Самосуд промолчал — он и сам особенно боялся за этого хрупкого духом мальчика. Но нельзя же было отказывать одному Жене Серебрянникову в том, чего он так упорно, вместе с товарищами, добивался.
Петр Дмитриевич погасил фонарик, экономя батарейку, и сразу исчезли комната, стены, очертания аквариума. В полной темноте не пропали одни фосфоресцирующие рыбки: нежно светясь красноватым, зеленым, золотым светом, они словно бы повисли в воздухе, шевеля полупрозрачными плавниками.
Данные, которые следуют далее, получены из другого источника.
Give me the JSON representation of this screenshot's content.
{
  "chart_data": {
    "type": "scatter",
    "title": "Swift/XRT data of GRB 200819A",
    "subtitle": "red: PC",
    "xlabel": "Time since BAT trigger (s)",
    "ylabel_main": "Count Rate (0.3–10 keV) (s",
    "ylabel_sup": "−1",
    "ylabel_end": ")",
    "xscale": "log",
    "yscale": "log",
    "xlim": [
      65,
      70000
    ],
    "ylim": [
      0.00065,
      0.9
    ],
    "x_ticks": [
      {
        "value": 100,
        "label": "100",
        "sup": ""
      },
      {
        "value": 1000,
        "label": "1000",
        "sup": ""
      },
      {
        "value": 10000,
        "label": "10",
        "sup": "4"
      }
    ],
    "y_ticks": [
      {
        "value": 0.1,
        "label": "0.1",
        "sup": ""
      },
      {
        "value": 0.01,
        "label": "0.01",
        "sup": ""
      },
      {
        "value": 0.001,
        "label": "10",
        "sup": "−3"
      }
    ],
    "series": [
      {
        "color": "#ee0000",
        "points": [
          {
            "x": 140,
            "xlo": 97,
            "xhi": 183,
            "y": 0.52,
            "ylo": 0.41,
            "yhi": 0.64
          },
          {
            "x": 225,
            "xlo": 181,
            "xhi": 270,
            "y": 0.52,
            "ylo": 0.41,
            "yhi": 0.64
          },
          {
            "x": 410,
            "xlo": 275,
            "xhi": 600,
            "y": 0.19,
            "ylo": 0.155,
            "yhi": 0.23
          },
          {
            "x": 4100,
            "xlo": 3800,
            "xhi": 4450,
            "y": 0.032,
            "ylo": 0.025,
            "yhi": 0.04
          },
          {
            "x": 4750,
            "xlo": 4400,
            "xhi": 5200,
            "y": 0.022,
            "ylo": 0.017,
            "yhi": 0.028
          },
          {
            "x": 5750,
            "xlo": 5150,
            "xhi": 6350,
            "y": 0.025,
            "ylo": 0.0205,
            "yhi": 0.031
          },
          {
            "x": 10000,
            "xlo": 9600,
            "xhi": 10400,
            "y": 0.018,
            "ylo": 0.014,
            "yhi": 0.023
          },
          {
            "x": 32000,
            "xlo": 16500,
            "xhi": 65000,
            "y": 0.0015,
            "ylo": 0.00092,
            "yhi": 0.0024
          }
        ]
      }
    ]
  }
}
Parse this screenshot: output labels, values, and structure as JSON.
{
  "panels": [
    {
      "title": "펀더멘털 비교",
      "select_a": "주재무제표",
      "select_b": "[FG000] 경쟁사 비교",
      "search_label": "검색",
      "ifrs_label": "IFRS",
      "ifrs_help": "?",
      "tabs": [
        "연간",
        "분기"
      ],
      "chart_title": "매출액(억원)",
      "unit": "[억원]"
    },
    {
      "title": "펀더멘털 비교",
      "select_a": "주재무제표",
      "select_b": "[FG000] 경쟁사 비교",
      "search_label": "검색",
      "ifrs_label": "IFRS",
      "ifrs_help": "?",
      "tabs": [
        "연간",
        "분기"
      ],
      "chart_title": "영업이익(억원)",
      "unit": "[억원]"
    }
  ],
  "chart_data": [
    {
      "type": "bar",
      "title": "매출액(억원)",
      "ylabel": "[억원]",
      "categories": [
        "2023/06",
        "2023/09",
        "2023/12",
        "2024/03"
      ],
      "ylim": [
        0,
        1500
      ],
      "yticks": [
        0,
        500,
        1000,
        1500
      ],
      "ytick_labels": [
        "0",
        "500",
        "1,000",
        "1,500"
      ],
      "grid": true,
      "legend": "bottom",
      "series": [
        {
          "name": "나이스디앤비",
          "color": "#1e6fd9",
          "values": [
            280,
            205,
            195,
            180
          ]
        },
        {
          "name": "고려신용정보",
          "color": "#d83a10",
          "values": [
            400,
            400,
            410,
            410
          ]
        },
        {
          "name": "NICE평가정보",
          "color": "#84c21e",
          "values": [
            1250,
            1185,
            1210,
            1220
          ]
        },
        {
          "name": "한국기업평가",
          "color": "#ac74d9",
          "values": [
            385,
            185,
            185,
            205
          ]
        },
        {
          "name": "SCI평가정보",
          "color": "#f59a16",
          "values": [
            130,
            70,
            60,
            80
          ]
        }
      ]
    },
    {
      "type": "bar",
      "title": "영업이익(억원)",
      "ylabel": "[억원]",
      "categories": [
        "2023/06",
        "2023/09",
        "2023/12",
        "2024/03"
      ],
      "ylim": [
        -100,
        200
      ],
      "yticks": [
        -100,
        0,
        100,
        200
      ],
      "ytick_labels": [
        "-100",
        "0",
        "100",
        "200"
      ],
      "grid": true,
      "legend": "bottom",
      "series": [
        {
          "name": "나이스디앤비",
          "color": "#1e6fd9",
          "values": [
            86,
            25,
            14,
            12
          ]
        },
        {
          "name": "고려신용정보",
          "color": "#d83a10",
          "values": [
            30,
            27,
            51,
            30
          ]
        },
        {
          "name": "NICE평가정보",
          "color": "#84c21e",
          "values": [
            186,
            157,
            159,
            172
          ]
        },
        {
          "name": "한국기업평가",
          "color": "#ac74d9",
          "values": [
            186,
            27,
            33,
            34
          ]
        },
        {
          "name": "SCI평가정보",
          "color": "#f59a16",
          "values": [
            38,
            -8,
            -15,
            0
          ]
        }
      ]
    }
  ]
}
— Сейчас агрономша опять пришла, — тем же тоном продолжала тетка Лукерья, — сидит у меня, слезы точит… А и правда, какой из ейного Женьки боец — бесполезная жертва, и только.
— Передайте, пожалуйста: я прошу ее зайти ко мне, — сказал Самосуд.
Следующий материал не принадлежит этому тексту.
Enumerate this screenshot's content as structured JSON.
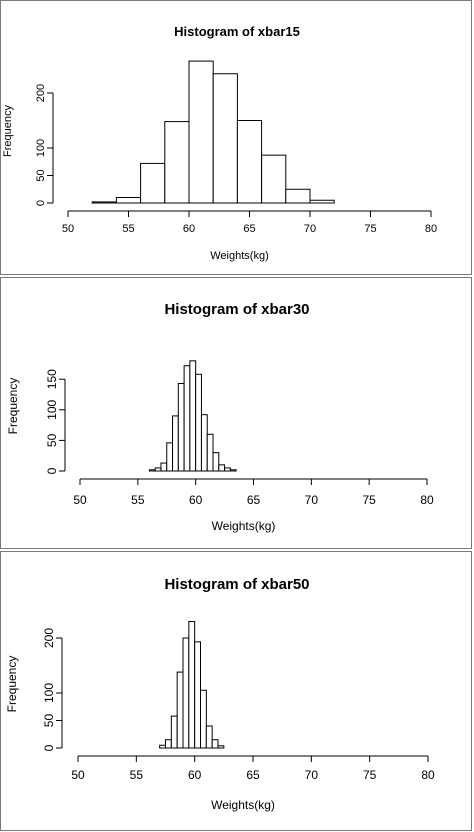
{
  "chart_data": [
    {
      "type": "bar",
      "title": "Histogram of xbar15",
      "xlabel": "Weights(kg)",
      "ylabel": "Frequency",
      "xlim": [
        50,
        80
      ],
      "ylim": [
        0,
        250
      ],
      "xticks": [
        "50",
        "55",
        "60",
        "65",
        "70",
        "75",
        "80"
      ],
      "yticks": [
        "0",
        "50",
        "100",
        "200"
      ],
      "bins": [
        {
          "from": 52,
          "to": 54,
          "count": 2
        },
        {
          "from": 54,
          "to": 56,
          "count": 10
        },
        {
          "from": 56,
          "to": 58,
          "count": 72
        },
        {
          "from": 58,
          "to": 60,
          "count": 148
        },
        {
          "from": 60,
          "to": 62,
          "count": 258
        },
        {
          "from": 62,
          "to": 64,
          "count": 235
        },
        {
          "from": 64,
          "to": 66,
          "count": 150
        },
        {
          "from": 66,
          "to": 68,
          "count": 87
        },
        {
          "from": 68,
          "to": 70,
          "count": 25
        },
        {
          "from": 70,
          "to": 72,
          "count": 5
        }
      ],
      "grid": false
    },
    {
      "type": "bar",
      "title": "Histogram of xbar30",
      "xlabel": "Weights(kg)",
      "ylabel": "Frequency",
      "xlim": [
        50,
        80
      ],
      "ylim": [
        0,
        180
      ],
      "xticks": [
        "50",
        "55",
        "60",
        "65",
        "70",
        "75",
        "80"
      ],
      "yticks": [
        "0",
        "50",
        "100",
        "150"
      ],
      "bins": [
        {
          "from": 56.0,
          "to": 56.5,
          "count": 2
        },
        {
          "from": 56.5,
          "to": 57.0,
          "count": 5
        },
        {
          "from": 57.0,
          "to": 57.5,
          "count": 13
        },
        {
          "from": 57.5,
          "to": 58.0,
          "count": 46
        },
        {
          "from": 58.0,
          "to": 58.5,
          "count": 90
        },
        {
          "from": 58.5,
          "to": 59.0,
          "count": 143
        },
        {
          "from": 59.0,
          "to": 59.5,
          "count": 172
        },
        {
          "from": 59.5,
          "to": 60.0,
          "count": 180
        },
        {
          "from": 60.0,
          "to": 60.5,
          "count": 158
        },
        {
          "from": 60.5,
          "to": 61.0,
          "count": 92
        },
        {
          "from": 61.0,
          "to": 61.5,
          "count": 60
        },
        {
          "from": 61.5,
          "to": 62.0,
          "count": 30
        },
        {
          "from": 62.0,
          "to": 62.5,
          "count": 10
        },
        {
          "from": 62.5,
          "to": 63.0,
          "count": 5
        },
        {
          "from": 63.0,
          "to": 63.5,
          "count": 2
        }
      ],
      "grid": false
    },
    {
      "type": "bar",
      "title": "Histogram of xbar50",
      "xlabel": "Weights(kg)",
      "ylabel": "Frequency",
      "xlim": [
        50,
        80
      ],
      "ylim": [
        0,
        230
      ],
      "xticks": [
        "50",
        "55",
        "60",
        "65",
        "70",
        "75",
        "80"
      ],
      "yticks": [
        "0",
        "50",
        "100",
        "200"
      ],
      "bins": [
        {
          "from": 57.0,
          "to": 57.5,
          "count": 5
        },
        {
          "from": 57.5,
          "to": 58.0,
          "count": 15
        },
        {
          "from": 58.0,
          "to": 58.5,
          "count": 58
        },
        {
          "from": 58.5,
          "to": 59.0,
          "count": 138
        },
        {
          "from": 59.0,
          "to": 59.5,
          "count": 200
        },
        {
          "from": 59.5,
          "to": 60.0,
          "count": 230
        },
        {
          "from": 60.0,
          "to": 60.5,
          "count": 193
        },
        {
          "from": 60.5,
          "to": 61.0,
          "count": 105
        },
        {
          "from": 61.0,
          "to": 61.5,
          "count": 40
        },
        {
          "from": 61.5,
          "to": 62.0,
          "count": 15
        },
        {
          "from": 62.0,
          "to": 62.5,
          "count": 4
        }
      ],
      "grid": false
    }
  ]
}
«Да я бы их всех сию же минуту распустил… — подумал он. — Но разве я вправе?»
Кончив обход, они остановились перед дверью в его квартиру. Откуда-то с дороги донесся одинокий выстрел и засигналило несколько машин. Там, должно быть, образовалась пробка — к ночи движение на шоссе усилилось, отступали бесконечные армейские тылы. Самосуд усталым голосом попросил Петра Дмитриевича еще раз посмотреть, все ли готово к выступлению: в десять ребята должны были собраться в школе.
— Есть! — ответил Петр Дмитриевич по-военному и козырнул.
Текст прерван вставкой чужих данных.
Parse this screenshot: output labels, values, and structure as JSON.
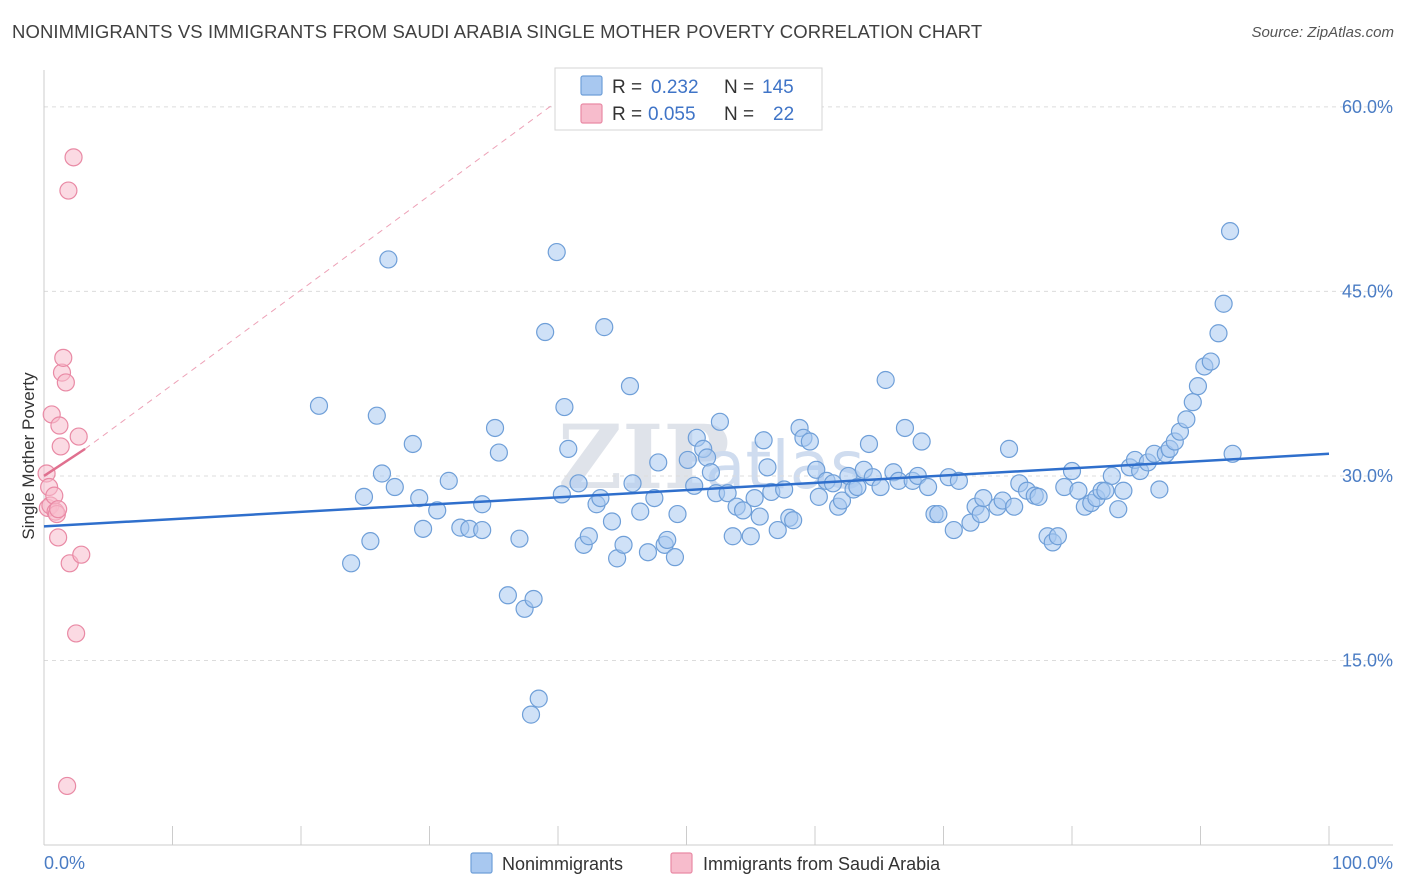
{
  "header": {
    "title": "NONIMMIGRANTS VS IMMIGRANTS FROM SAUDI ARABIA SINGLE MOTHER POVERTY CORRELATION CHART",
    "source": "Source: ZipAtlas.com"
  },
  "watermark": {
    "zip": "ZIP",
    "atlas": "atlas"
  },
  "colors": {
    "blue_fill": "#a8c8f0",
    "blue_stroke": "#6f9fd8",
    "blue_line": "#2f6fcc",
    "pink_fill": "#f7bccc",
    "pink_stroke": "#e98aa5",
    "pink_line": "#e0708f",
    "grid": "#dcdcdc",
    "axis_text": "#4a7cc4"
  },
  "chart_data": {
    "type": "scatter",
    "xlabel": "",
    "ylabel": "Single Mother Poverty",
    "xlim": [
      0,
      100
    ],
    "ylim": [
      0,
      63
    ],
    "x_tick_labels": [
      "0.0%",
      "100.0%"
    ],
    "y_ticks": [
      15,
      30,
      45,
      60
    ],
    "y_tick_labels": [
      "15.0%",
      "30.0%",
      "45.0%",
      "60.0%"
    ],
    "legend": [
      {
        "series": "Nonimmigrants",
        "r_label": "R =",
        "r_value": "0.232",
        "n_label": "N =",
        "n_value": "145"
      },
      {
        "series": "Immigrants from Saudi Arabia",
        "r_label": "R =",
        "r_value": "0.055",
        "n_label": "N =",
        "n_value": "22"
      }
    ],
    "series": [
      {
        "name": "Nonimmigrants",
        "trend": {
          "x": [
            0,
            100
          ],
          "y": [
            25.9,
            31.8
          ]
        },
        "points": [
          [
            21.4,
            35.7
          ],
          [
            23.9,
            22.9
          ],
          [
            24.9,
            28.3
          ],
          [
            25.4,
            24.7
          ],
          [
            25.9,
            34.9
          ],
          [
            26.3,
            30.2
          ],
          [
            26.8,
            47.6
          ],
          [
            27.3,
            29.1
          ],
          [
            28.7,
            32.6
          ],
          [
            29.2,
            28.2
          ],
          [
            29.5,
            25.7
          ],
          [
            30.6,
            27.2
          ],
          [
            31.5,
            29.6
          ],
          [
            32.4,
            25.8
          ],
          [
            33.1,
            25.7
          ],
          [
            34.1,
            27.7
          ],
          [
            34.1,
            25.6
          ],
          [
            35.1,
            33.9
          ],
          [
            35.4,
            31.9
          ],
          [
            36.1,
            20.3
          ],
          [
            37.0,
            24.9
          ],
          [
            37.4,
            19.2
          ],
          [
            37.9,
            10.6
          ],
          [
            38.1,
            20.0
          ],
          [
            38.5,
            11.9
          ],
          [
            39.0,
            41.7
          ],
          [
            39.9,
            48.2
          ],
          [
            40.3,
            28.5
          ],
          [
            40.5,
            35.6
          ],
          [
            40.8,
            32.2
          ],
          [
            41.6,
            29.4
          ],
          [
            42.0,
            24.4
          ],
          [
            42.4,
            25.1
          ],
          [
            43.0,
            27.7
          ],
          [
            43.3,
            28.2
          ],
          [
            43.6,
            42.1
          ],
          [
            44.2,
            26.3
          ],
          [
            44.6,
            23.3
          ],
          [
            45.1,
            24.4
          ],
          [
            45.6,
            37.3
          ],
          [
            45.8,
            29.4
          ],
          [
            46.4,
            27.1
          ],
          [
            47.0,
            23.8
          ],
          [
            47.5,
            28.2
          ],
          [
            47.8,
            31.1
          ],
          [
            48.3,
            24.4
          ],
          [
            48.5,
            24.8
          ],
          [
            49.1,
            23.4
          ],
          [
            49.3,
            26.9
          ],
          [
            50.1,
            31.3
          ],
          [
            50.6,
            29.2
          ],
          [
            50.8,
            33.1
          ],
          [
            51.3,
            32.2
          ],
          [
            51.6,
            31.5
          ],
          [
            51.9,
            30.3
          ],
          [
            52.3,
            28.6
          ],
          [
            52.6,
            34.4
          ],
          [
            53.2,
            28.6
          ],
          [
            53.6,
            25.1
          ],
          [
            53.9,
            27.5
          ],
          [
            54.4,
            27.2
          ],
          [
            55.0,
            25.1
          ],
          [
            55.3,
            28.2
          ],
          [
            55.7,
            26.7
          ],
          [
            56.0,
            32.9
          ],
          [
            56.3,
            30.7
          ],
          [
            56.6,
            28.7
          ],
          [
            57.1,
            25.6
          ],
          [
            57.6,
            28.9
          ],
          [
            58.0,
            26.6
          ],
          [
            58.3,
            26.4
          ],
          [
            58.8,
            33.9
          ],
          [
            59.1,
            33.1
          ],
          [
            59.6,
            32.8
          ],
          [
            60.1,
            30.5
          ],
          [
            60.3,
            28.3
          ],
          [
            60.9,
            29.6
          ],
          [
            61.4,
            29.4
          ],
          [
            61.8,
            27.5
          ],
          [
            62.1,
            28.0
          ],
          [
            62.6,
            30.0
          ],
          [
            63.0,
            28.9
          ],
          [
            63.3,
            29.1
          ],
          [
            63.8,
            30.5
          ],
          [
            64.2,
            32.6
          ],
          [
            64.5,
            29.9
          ],
          [
            65.1,
            29.1
          ],
          [
            65.5,
            37.8
          ],
          [
            66.1,
            30.3
          ],
          [
            66.5,
            29.6
          ],
          [
            67.0,
            33.9
          ],
          [
            67.6,
            29.6
          ],
          [
            68.0,
            30.0
          ],
          [
            68.3,
            32.8
          ],
          [
            68.8,
            29.1
          ],
          [
            69.3,
            26.9
          ],
          [
            69.6,
            26.9
          ],
          [
            70.4,
            29.9
          ],
          [
            70.8,
            25.6
          ],
          [
            71.2,
            29.6
          ],
          [
            72.1,
            26.2
          ],
          [
            72.5,
            27.5
          ],
          [
            72.9,
            26.9
          ],
          [
            73.1,
            28.2
          ],
          [
            74.2,
            27.5
          ],
          [
            74.6,
            28.0
          ],
          [
            75.1,
            32.2
          ],
          [
            75.5,
            27.5
          ],
          [
            75.9,
            29.4
          ],
          [
            76.5,
            28.8
          ],
          [
            77.1,
            28.4
          ],
          [
            77.4,
            28.3
          ],
          [
            78.1,
            25.1
          ],
          [
            78.5,
            24.6
          ],
          [
            78.9,
            25.1
          ],
          [
            79.4,
            29.1
          ],
          [
            80.0,
            30.4
          ],
          [
            80.5,
            28.8
          ],
          [
            81.0,
            27.5
          ],
          [
            81.5,
            27.8
          ],
          [
            81.9,
            28.2
          ],
          [
            82.3,
            28.8
          ],
          [
            82.6,
            28.8
          ],
          [
            83.1,
            30.0
          ],
          [
            83.6,
            27.3
          ],
          [
            84.0,
            28.8
          ],
          [
            84.5,
            30.7
          ],
          [
            84.9,
            31.3
          ],
          [
            85.3,
            30.4
          ],
          [
            85.9,
            31.1
          ],
          [
            86.4,
            31.8
          ],
          [
            86.8,
            28.9
          ],
          [
            87.3,
            31.8
          ],
          [
            87.6,
            32.2
          ],
          [
            88.0,
            32.8
          ],
          [
            88.4,
            33.6
          ],
          [
            88.9,
            34.6
          ],
          [
            89.4,
            36.0
          ],
          [
            89.8,
            37.3
          ],
          [
            90.3,
            38.9
          ],
          [
            90.8,
            39.3
          ],
          [
            91.4,
            41.6
          ],
          [
            91.8,
            44.0
          ],
          [
            92.3,
            49.9
          ],
          [
            92.5,
            31.8
          ]
        ]
      },
      {
        "name": "Immigrants from Saudi Arabia",
        "trend": {
          "x": [
            0,
            3.2
          ],
          "y": [
            30.0,
            32.2
          ]
        },
        "points": [
          [
            0.2,
            30.2
          ],
          [
            0.3,
            27.4
          ],
          [
            0.4,
            29.1
          ],
          [
            0.5,
            27.6
          ],
          [
            0.6,
            35.0
          ],
          [
            0.8,
            28.4
          ],
          [
            0.9,
            27.1
          ],
          [
            1.0,
            26.9
          ],
          [
            1.1,
            25.0
          ],
          [
            1.2,
            34.1
          ],
          [
            1.3,
            32.4
          ],
          [
            1.4,
            38.4
          ],
          [
            1.5,
            39.6
          ],
          [
            1.7,
            37.6
          ],
          [
            1.9,
            53.2
          ],
          [
            2.0,
            22.9
          ],
          [
            2.3,
            55.9
          ],
          [
            2.5,
            17.2
          ],
          [
            2.7,
            33.2
          ],
          [
            2.9,
            23.6
          ],
          [
            1.8,
            4.8
          ],
          [
            1.1,
            27.3
          ]
        ]
      }
    ]
  },
  "bottom_legend": {
    "items": [
      "Nonimmigrants",
      "Immigrants from Saudi Arabia"
    ]
  }
}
Сам он был уже вполне готов к походу и соответственно одет: на голове — лисья шапка, на плечах — сермяжный зипун, опоясанный солдатским ремнем, на ногах болотные, высокие сапоги, — он уходил вместе со всеми (свою семью он заблаговременно услал в какой-то дальний хутор). И странная вещь: этот тихий, весь ушедший в свои маленькие хлопоты человек — в прошлом заведующий складом МТС, потом много лет школьный завхоз, начальник над метлами и печами, — просто преобразился, став в отряде Самосуда помощником командира по хозяйственной части, а говоря военным языком, — по тылу. Однажды он уже удивил всю школу, приняв участие в состязании поэтов. Но это говорило лишь о его более богатой, чем думали, внутренней жизни. И только теперь он добрался, видимо, до настоящего своего дела. У безгласного Петра Дмитриевича появился голос, раздававшийся повсюду, — у него намного прибавилось забот, но, кажется, самая их важность возвысила его в собственных глазах, оживила — он везде поспевал и научился требовать и настаивать.
— Ну, кажется, все… — сказал Сергей Алексеевич. — Когда там соберутся, пришлите за мной.
— Слушаю, товарищ командир! Разрешите идти? — по-военному выговорил Петр Дмитриевич эту уставную фразу.
К себе в квартиру Самосуд вошел совсем уже отуманенный усталостью. Он опустил на окнах шторы, засветил керосиновую лампу на столе и прикрутил фитиль, чтобы лампа не коптила. Проделав все с механической отчетливостью, он сел к столу и бессознательно уставился на венчик пламени за стеклом.